The closest person I had was Lucian. We were the troublemakers of the family, the black sheep, as they say.
He knew things about me that I’d never tell anyone else in the family. Such as my interest in kink. But I couldn’t divulge all my secrets to him. There were limits. He’d lose his shit if he knew some of the things I’d gotten into over the years.
Well, come to think about it, he’d either lock me away to keep me from going to jail or join me. One never knew with him.
Though for my current predicament, I needed advice only a big sister could give.
Since the moment I’d left the club a few days ago, a riot of uncertainty churned continuously inside me.
How could I want a man who’d warned me away with such passion, such dangerous intent, such command? It both scared and called to me.
Logic told me to listen and heed his order and my decision upon leaving the club. Except, this driving desire for Damon Pierce warred with everything I told myself.
I needed more of this fire he’d ignited inside me.
I’d never felt so free or cared for as I had in his arms. It made no sense.
I’d cried. I hadn’t shed a single fucking tear under any circumstance since my late teens.
Why had I let my guard down so entirely with him? Was something wrong with me that I craved Damon’s touch and the things he’d done to bring those tears to my eyes?

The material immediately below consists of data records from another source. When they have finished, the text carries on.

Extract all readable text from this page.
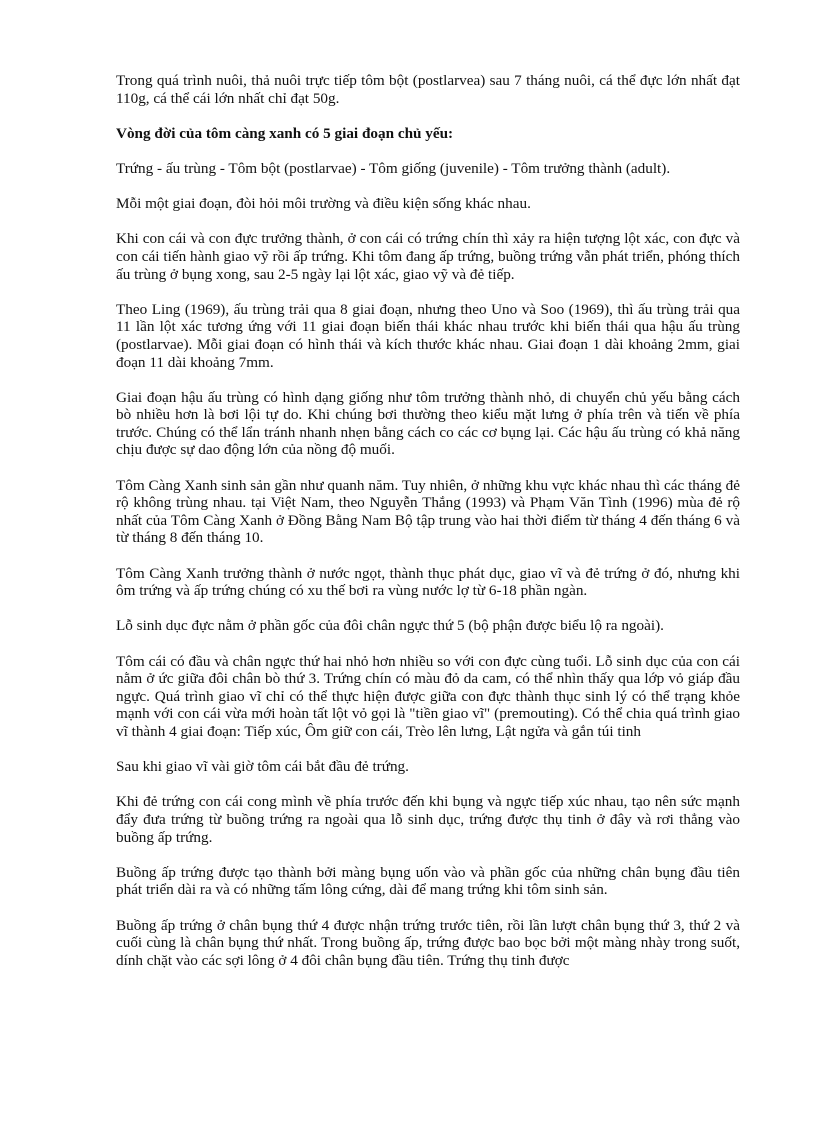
Trong quá trình nuôi, thả nuôi trực tiếp tôm bột (postlarvea) sau 7 tháng nuôi, cá thể đực lớn nhất đạt 110g, cá thể cái lớn nhất chỉ đạt 50g.

Vòng đời của tôm càng xanh có 5 giai đoạn chủ yếu:

Trứng - ấu trùng - Tôm bột (postlarvae) - Tôm giống (juvenile) - Tôm trưởng thành (adult).

Mỗi một giai đoạn, đòi hỏi môi trường và điều kiện sống khác nhau.

Khi con cái và con đực trưởng thành, ở con cái có trứng chín thì xảy ra hiện tượng lột xác, con đực và con cái tiến hành giao vỹ rồi ấp trứng. Khi tôm đang ấp trứng, buồng trứng vẫn phát triển, phóng thích ấu trùng ở bụng xong, sau 2-5 ngày lại lột xác, giao vỹ và đẻ tiếp.

Theo Ling (1969), ấu trùng trải qua 8 giai đoạn, nhưng theo Uno và Soo (1969), thì ấu trùng trải qua 11 lần lột xác tương ứng với 11 giai đoạn biến thái khác nhau trước khi biến thái qua hậu ấu trùng (postlarvae). Mỗi giai đoạn có hình thái và kích thước khác nhau. Giai đoạn 1 dài khoảng 2mm, giai đoạn 11 dài khoảng 7mm.

Giai đoạn hậu ấu trùng có hình dạng giống như tôm trưởng thành nhỏ, di chuyển chủ yếu bằng cách bò nhiều hơn là bơi lội tự do. Khi chúng bơi thường theo kiểu mặt lưng ở phía trên và tiến về phía trước. Chúng có thể lẩn tránh nhanh nhẹn bằng cách co các cơ bụng lại. Các hậu ấu trùng có khả năng chịu được sự dao động lớn của nồng độ muối.

Tôm Càng Xanh sinh sản gần như quanh năm. Tuy nhiên, ở những khu vực khác nhau thì các tháng đẻ rộ không trùng nhau. tại Việt Nam, theo Nguyễn Thắng (1993) và Phạm Văn Tình (1996) mùa đẻ rộ nhất của Tôm Càng Xanh ở Đồng Bằng Nam Bộ tập trung vào hai thời điểm từ tháng 4 đến tháng 6 và từ tháng 8 đến tháng 10.

Tôm Càng Xanh trưởng thành ở nước ngọt, thành thục phát dục, giao vĩ và đẻ trứng ở đó, nhưng khi ôm trứng và ấp trứng chúng có xu thế bơi ra vùng nước lợ từ 6-18 phần ngàn.

Lỗ sinh dục đực nằm ở phần gốc của đôi chân ngực thứ 5 (bộ phận được biểu lộ ra ngoài).

Tôm cái có đầu và chân ngực thứ hai nhỏ hơn nhiều so với con đực cùng tuổi. Lỗ sinh dục của con cái nằm ở ức giữa đôi chân bò thứ 3. Trứng chín có màu đỏ da cam, có thể nhìn thấy qua lớp vỏ giáp đầu ngực. Quá trình giao vĩ chỉ có thể thực hiện được giữa con đực thành thục sinh lý có thể trạng khỏe mạnh với con cái vừa mới hoàn tất lột vỏ gọi là "tiền giao vĩ" (premouting). Có thể chia quá trình giao vĩ thành 4 giai đoạn: Tiếp xúc, Ôm giữ con cái, Trèo lên lưng, Lật ngửa và gắn túi tinh

Sau khi giao vĩ vài giờ tôm cái bắt đầu đẻ trứng.

Khi đẻ trứng con cái cong mình về phía trước đến khi bụng và ngực tiếp xúc nhau, tạo nên sức mạnh đẩy đưa trứng từ buồng trứng ra ngoài qua lỗ sinh dục, trứng được thụ tinh ở đây và rơi thẳng vào buồng ấp trứng.

Buồng ấp trứng được tạo thành bởi màng bụng uốn vào và phần gốc của những chân bụng đầu tiên phát triển dài ra và có những tấm lông cứng, dài để mang trứng khi tôm sinh sản.

Buồng ấp trứng ở chân bụng thứ 4 được nhận trứng trước tiên, rồi lần lượt chân bụng thứ 3, thứ 2 và cuối cùng là chân bụng thứ nhất. Trong buồng ấp, trứng được bao bọc bởi một màng nhày trong suốt, dính chặt vào các sợi lông ở 4 đôi chân bụng đầu tiên. Trứng thụ tinh được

Taking a deep breath, I went for it. “Eva, can I ask you for some advice?”
“Of course.” Eva’s attention shifted to my face. “I knew something was wrong.”
“Does my asking for advice mean something is wrong?”
“You let Mom get in a few of her barbs before cutting her off. Either you’re getting sick, or something is wrong. And you never get sick.”
I shrugged. “I was distracted.”
“Obviously. Is it about someone you are seeing?”
Deciding there was no point in hedging, I responded with, “If you could call it that.”
“Sophia, why do you date these guys that aren’t worth your time?” Eva was the only person who could ask that without offending me.
She worried about me in her mother hen, big sister way but not in the holier-than-everyone, judgmental one. She never wanted me to walk away with a broken heart.
If she only knew, I’d never dated any of the men the press linked to me. The few men I’d gone out with were never in the limelight, and I kept those relationships quiet. And most of those ended once they realized things weren’t going to pass into the territory of the bedroom.
All of a sudden, Eva’s eyes grew wide. “Please tell me it’s not that fashion designer who the tabloids said cheated on his model girlfriend. You aren’t the other woman, are you?”
“Oh, for the love of God, Eva,” I couldn’t keep the exasperation out of my voice. “No. Give me some credit. And for the record, that’s a publicity stunt.”
Relief washed over her face. “I hoped it wasn’t true. You’re too smart for that.”
“Then why did you ask?”
“I worry about you, and sometimes my imagination gets the best of me. Blame it on the pregnancy hormones.”
I released a sigh. “You’re forgiven.”
“Who is he? A designer? Celebrity? Someone I’ve read about?”
“He’s not in the fashion world. He’s not in celebrity circles at all. He keeps a low profile.”
“I need more details.” Eva cocked her head to the side. “Let me take this thing off. We need to have a chat.”